My computer at home having gone kaput, I adjourned to a café the other evening, asked for a tea and got online on one of the machines on offer.
After a while the person two screens away asks me for help in changing her facebook password. Volunteers that her ex might’ve hacked into her a/c. A little while later she wants to borrow a pen. And then says she’s having trouble adding friends. Her ex to blame. Wants to add me as friend to see if that function works, says she has many “injun” friends. And then outa the blue announces she’s single. Repeats for effect.
I gulp down tea, log out and scoot.
Why this kaadhaleri di?* Do I and my grey hair make for an eligible hunk?
I’d feel flattered if I don’t suspect the intent. But a moment’s reflection leads to the thought that I know the situation she’s in. I’d probably be similarly inclined if I were her.
That Filipino person is a domestic worker, meaning a member of the lowest caste in Hong Kong’s status hierarchy. She’s probably in her late 20s or early 30s, but appears willing to hit on any age group to try and parlay a more respectable visa status.
In Hong Kong there are holders of Chinese passports, Hong Kong Special Administrative Region passports, British National (Overseas) and permanent residents with different star ratings based on race. Chinese race on top. And then there are residents with visas linked to their regular employment. The last crowd can apply for perm status after seven years’ stay. (This brief paragraph is an over-simplification of all the various visa and passport statuses that obtain in Hong Kong.)
But the pariahs are those with foreign domestic helper (FDH) visas: Mainly Indonesians and Filipinos with a sprinkling of Indians, Sri Lankans and Thais. However long they stay in Hong Kong — making crucial contributions in the form of freeing up a family member or two to go out and earn, taking care of children and the elderly, making millions of phone calls, buying and shipping home containerloads of clothing and all kinds of gadgets and knickknacks, propping up entire rows and buildings full of shops and eateries, banking and remittance businesses as well as rapacious moneylenders/loansharks — they can never hope to become residents, let alone permanent residents.
They’re subject to verbal and physical abuse and overwork, plus machinations on the part of agencies. And they have to get out of Hong Kong within two weeks of losing a job.
They’re a permanent underclass in a place that preens itself as “Asia’s World City”. A small number have gained resident status by marrying up, often much older men. As residents, they can apply for jobs of restaurant waitresses or baristas.

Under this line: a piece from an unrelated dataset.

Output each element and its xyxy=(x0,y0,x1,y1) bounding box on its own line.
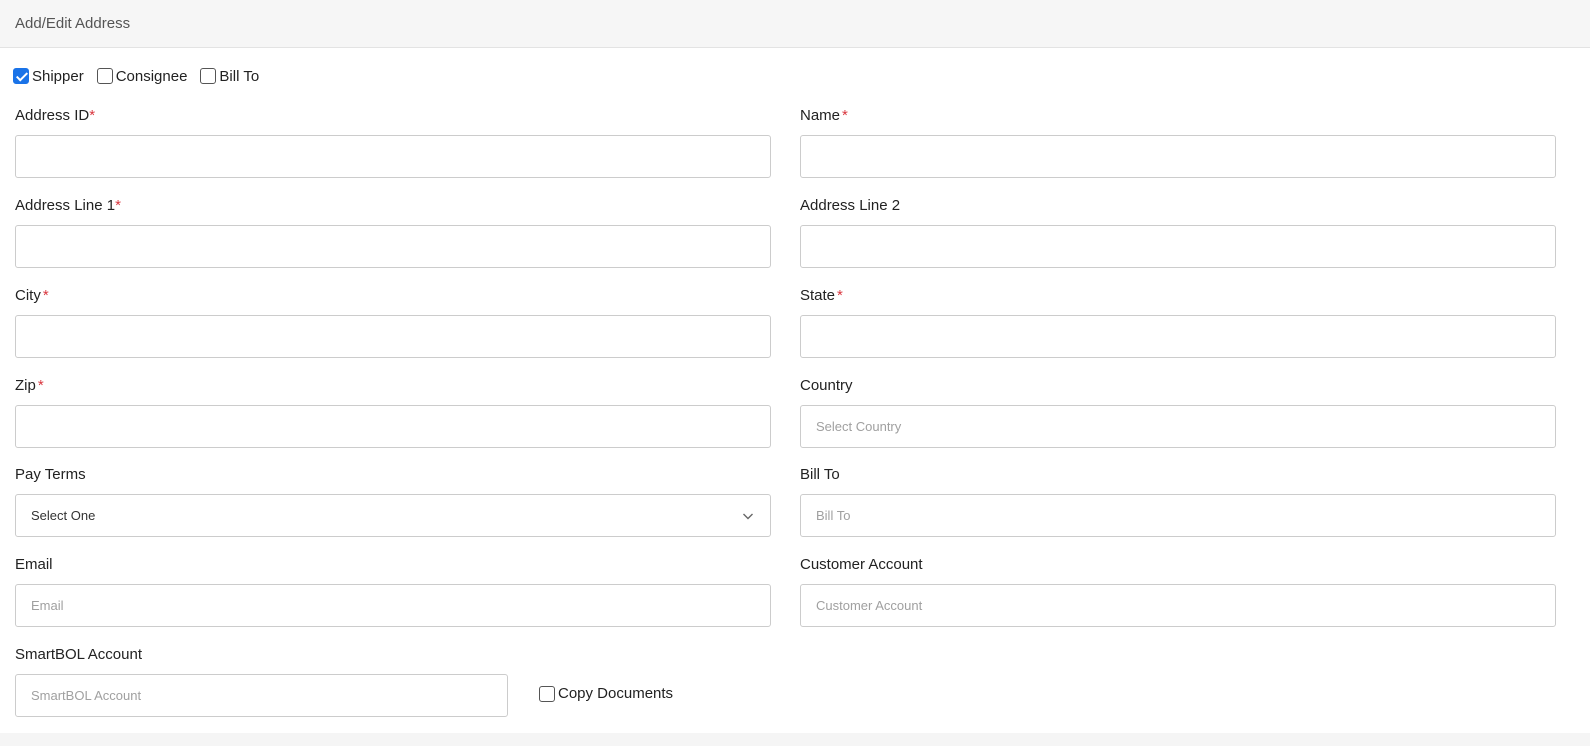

(It’s a bit like India’s caste system, with its Anuloama-Prathiloama (अनुलोम – प्रतिलोम) rules, the former grudgingly acknowledging the acceptability of letting women marry up the caste ladder to improve their status. Phew!)
Recently a few FDHs in Hong Kong filed court cases asking for permanent resident status, testing the constitutionality of the institutional discrimination and thus sparking another bout of racist wrath. Politicians vied with one another in displaying patriotic fervor against what they deemed an unreasonable demand. That old scarecrow, the floodgates bogey, was raised. Someone came up with a figure of 100,000 applications should the FDHs’ cases succeed. That the immigration department has the full discretion to block their paths on other grounds was blithely ignored. It’s a constitutional case and Beijing has let it be known that it favours apartheid.
It’s in this context that the young person the other evening was acting. And so while I went on my way, I was not unmindful of her predicament. I could’ve been in her unenviable shoes!